Téstor es mencionado por Homero, en La Ilíada, como el padre de Calcas, también llamado Calcante, el adivino que acompaña a los griegos en la Guerra de Troya y desempeña un rol determinante en una serie de episodios fundamentales de aquella legendaria contienda.

Téstor es mencionado por Homero, en La Ilíada, como el padre de Calcas, también llamado Calcante, el adivino que acompaña a los griegos en la Guerra de Troya y desempeña un rol determinante en una serie de episodios fundamentales de aquella legendaria contienda.

Calcas es quien dice a Agamenón que debe sacrificar a su hija menor que todavía es una niña, Ifigenia, para que los dioses soplen viento favorable a la flota griega que debe navegar hacia Troya. Advierte también que los griegos solo podrán vencer a los troyanos si Aquiles combate a su lado. Predice que la guerra durará diez años y anticipa las desventuras que pasarán los griegos en su retorno a sus hogares. Por esto último Calcas no regresa con los griegos, se va a Colofón, en el Asia Menor, donde un adivino local profetiza la fecha de su muerte (de Calcas). Pero llega el día señalado y la profecía no se cumple, entonces Calcas ríe hasta el histerismo burlándose del adivino y muere asfixiado al no poder contener su arrebato.

Sin embargo Téstor tiene su propio mito. Él es protegido de Apolo, quien le da el poder de la clarividencia que transmite a Calcas. Téstor también es el padre de Leucipa y Teónome.

Una tarde Teónome sale a pasear por la orilla del mar y es raptada por unos piratas de Caria, que la llevan a su país y la venden al rey Icaro. Téstor va en persecución de los piratas con el propósito y la esperanza de rescatarla. Pero cuando se acerca a las playas de Caria su barco naufraga y es rescatado por los hombres de Icaro, quien lo convierte en uno más de sus esclavos.

Leucipe es todavía una niña cuando ocurren aquellos desgraciados acontecimientos.

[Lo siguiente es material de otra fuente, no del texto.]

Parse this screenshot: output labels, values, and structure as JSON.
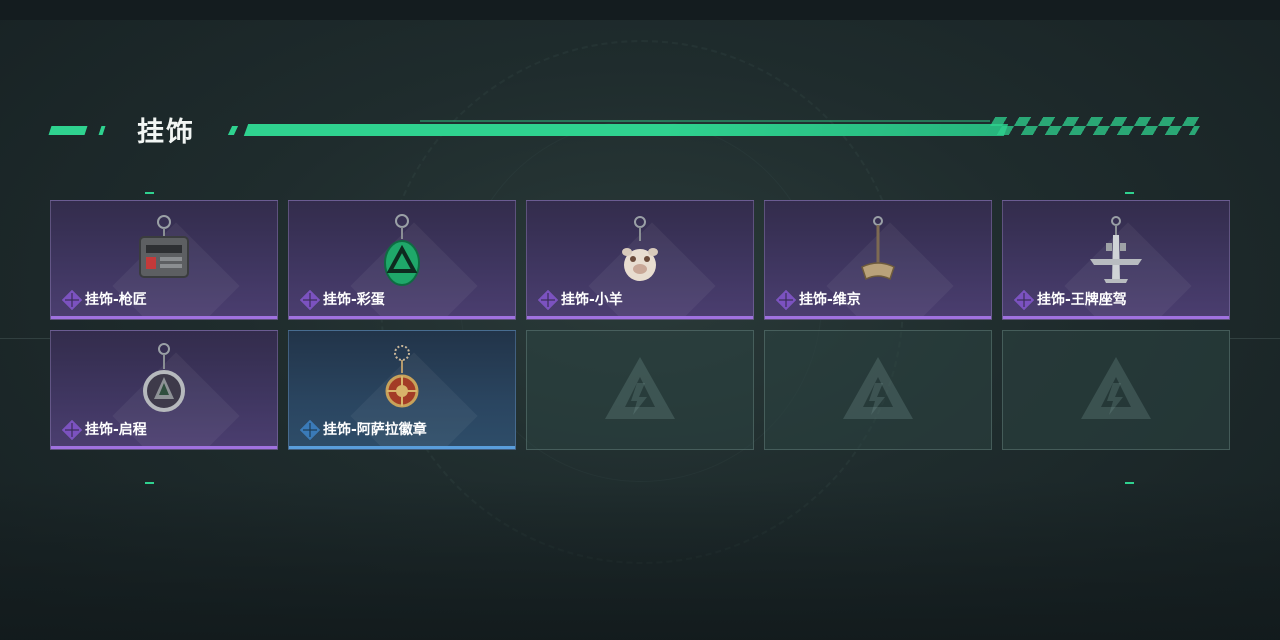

Cuando llega a la mayoría de edad quiere saber qué ha sido de su padre y hermana. Con ese fin va al templo de Apolo, en Delfos, donde la pitonisa le aconseja que se disfrace de hombre, que simule ser sacerdote de Apolo y con esa falsa identidad vaya a Caria donde podría encontrar información sobre sus parientes.

Leucipe se rapa la cabeza, se ciñe los pechos con un lienzo para ocultar su forma femenina, se viste como le ha recomendado la pitonisa y emprende viaje hacia Caria. Se presenta en la corte del rey Icaro y allí es vista por Teónome, quien no adivina que se trata de su hermana.

Teónome se enamora del supuesto sacerdote forastero y ordena que lo lleven a sus aposentos. Allí, Leucipe, temiendo que su condición de mujer sea descubierta y que la acusen de impostora y la condenen a muerte, rechaza a Teónome sin reconocer su feminidad diciéndole que su condición sacerdotal le impide tener relaciones sexuales con una mujer.

Furiosa, Teónome quiere castigar con la muerte al falso sacerdote. Pero matar a una persona que está consagrada al servicio religioso de Apolo es un sacrilegio que ella no puede cometer. Por eso ordena a sus sirvientes que busquen a uno de los esclavos extranjeros para que se haga cargo de esa tarea y que le den una filosa espada para ese efecto.

El esclavo escogido para matar al supuesto sacerdote es Téstor a quien conducen a la habitación donde el sentenciado a muerte está encerrado. Pero Téstor, al ver a quien parece ser un sacerdote de Apolo rompe en llanto y le dice que no puede matarlo y prefiere suicidarse antes que cometer tan grande sacrilegio.

Antes de hundirse la espada en el pecho, Téstor reza encomendando su alma a Apolo y en su oración menciona los nombres de sus hijas, lamentándose por la desgraciada suerte que les ha sido deparada.

La mención de su nombre y del de Teónome hace que Leucipe reconozca a su padre y —según relata Robert Graves—, quitándole la espada de las manos exclama: “¡Padre, padre! ¡Yo soy Leucipe, tu hija! ¡No vuelvas esta arma contra ti mismo!”

Padre e hija se funden en un emotivo y prolongado abrazo. Luego deciden buscar a la infame que había condenado a muerte a Leucipe. Encuentran a Teónome en su cuarto de bordar y al verla Leucipe le grita: “¡Ah, lasciva! Prepárate a morir a manos de mi padre, Téstor”. Al oír estas palabras es Teónome quien grita: “¡Padre mío!”, y así, entre llanto y frases de agradecimiento a Apolo por su bondad, se abrazan los tres compartiendo palabras cariñosas.

Se cuenta que al conocer Icaro aquella emocionante historia familiar, obsequia a Téstor y sus hijas con costosos regalos y además les da una nave para que puedan regresar a su patria.